Pero la cosa no se queda ahí. Según muchas tradiciones de sabiduría el ser humano es un compuesto de: materia, cuerpo, mente, alma y espíritu, lo que traducido a un nivel mucho mayor se convierte en: fisiosfera, biosfera, noosfera y teosfera.

Tenemos una versión perfecta de la GCS en los siete chakras del yoga: alimento, sexo, pertenencia-poder, emoción, mente verbal, intuición, trascendencia; algo que se corresponde con los tres cuerpos del Vedanta: físico, sutil y causal; con los tres cuerpos del Buda, la doctrina del Trikaya, y con los tres mundos de la Ciencia Védica: tierra, atmósfera y cielo.

Pero no necesitamos ponernos excesivamente místicos para encontrarnos otras versiones de la GCS en otros ámbitos más cercanos.
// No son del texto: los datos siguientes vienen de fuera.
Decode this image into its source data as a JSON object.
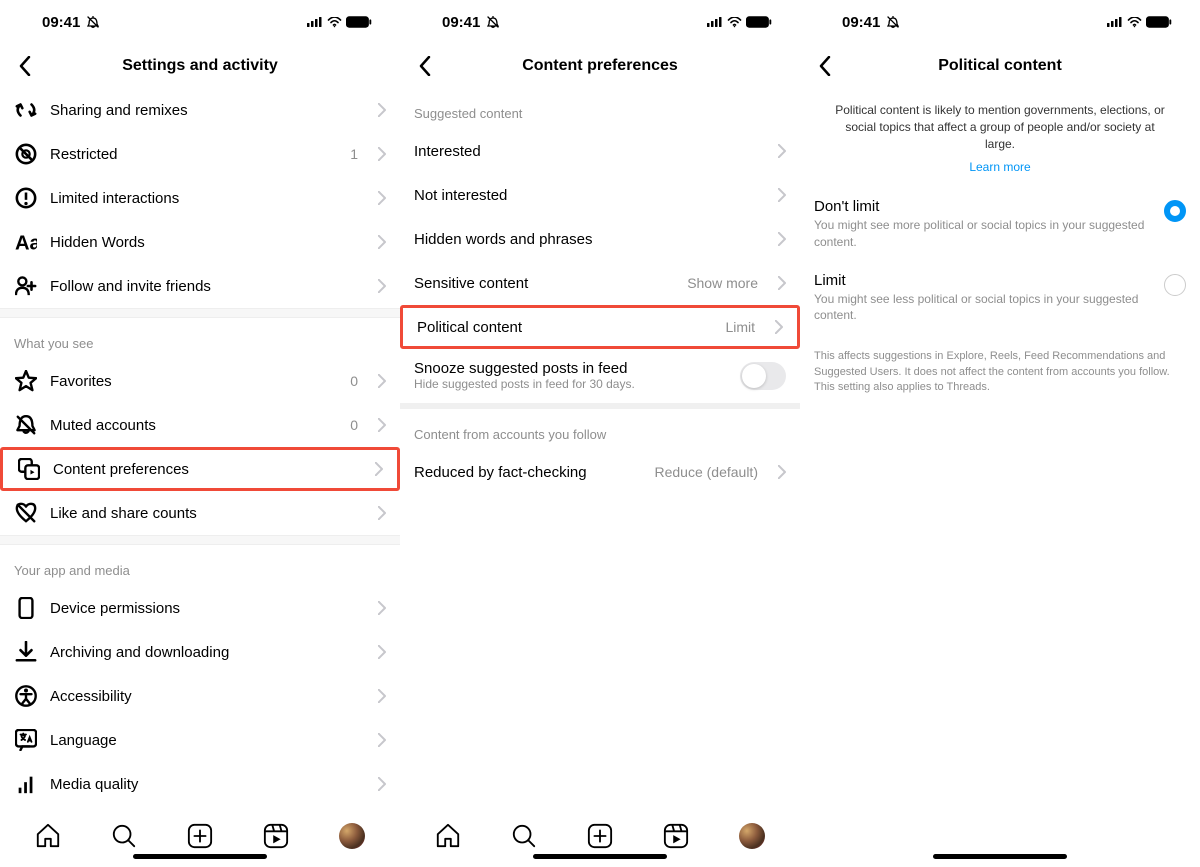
{
  "status": {
    "time": "09:41"
  },
  "screen1": {
    "title": "Settings and activity",
    "items_top": [
      {
        "icon": "remix",
        "label": "Sharing and remixes"
      },
      {
        "icon": "restricted",
        "label": "Restricted",
        "value": "1"
      },
      {
        "icon": "limited",
        "label": "Limited interactions"
      },
      {
        "icon": "aa",
        "label": "Hidden Words"
      },
      {
        "icon": "follow",
        "label": "Follow and invite friends"
      }
    ],
    "section_see": "What you see",
    "items_see": [
      {
        "icon": "star",
        "label": "Favorites",
        "value": "0"
      },
      {
        "icon": "bell-off",
        "label": "Muted accounts",
        "value": "0"
      },
      {
        "icon": "content",
        "label": "Content preferences",
        "highlight": true
      },
      {
        "icon": "heart-off",
        "label": "Like and share counts"
      }
    ],
    "section_app": "Your app and media",
    "items_app": [
      {
        "icon": "device",
        "label": "Device permissions"
      },
      {
        "icon": "download",
        "label": "Archiving and downloading"
      },
      {
        "icon": "accessibility",
        "label": "Accessibility"
      },
      {
        "icon": "language",
        "label": "Language"
      },
      {
        "icon": "media",
        "label": "Media quality"
      }
    ]
  },
  "screen2": {
    "title": "Content preferences",
    "section_suggested": "Suggested content",
    "items_suggested": [
      {
        "label": "Interested"
      },
      {
        "label": "Not interested"
      },
      {
        "label": "Hidden words and phrases"
      },
      {
        "label": "Sensitive content",
        "value": "Show more"
      },
      {
        "label": "Political content",
        "value": "Limit",
        "highlight": true
      }
    ],
    "snooze": {
      "label": "Snooze suggested posts in feed",
      "sub": "Hide suggested posts in feed for 30 days."
    },
    "section_follow": "Content from accounts you follow",
    "items_follow": [
      {
        "label": "Reduced by fact-checking",
        "value": "Reduce (default)"
      }
    ]
  },
  "screen3": {
    "title": "Political content",
    "description": "Political content is likely to mention governments, elections, or social topics that affect a group of people and/or society at large.",
    "learn_more": "Learn more",
    "options": [
      {
        "title": "Don't limit",
        "desc": "You might see more political or social topics in your suggested content.",
        "selected": true
      },
      {
        "title": "Limit",
        "desc": "You might see less political or social topics in your suggested content.",
        "selected": false
      }
    ],
    "footer": "This affects suggestions in Explore, Reels, Feed Recommendations and Suggested Users. It does not affect the content from accounts you follow. This setting also applies to Threads."
  }
}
Tenemos un claro ejemplo en la famosa jerarquía de necesidades de Maslow: comida, protección, pertenencia, autoestima, autorrealización y trascendencia; en la evolución del desarrollo moral de Kohlberg o en los estadios del desarrollo de Piaget.

En fin, parece que miremos donde miremos nos tropezamos siempre con alguna jerarquía, u holoarquía como algunos han sugerido. Pero esa es otra cuestión. En cualquier caso tener en cuenta siempre la GCS puede ser fundamental para comprender la naturaleza de la realidad, ¿no os parece?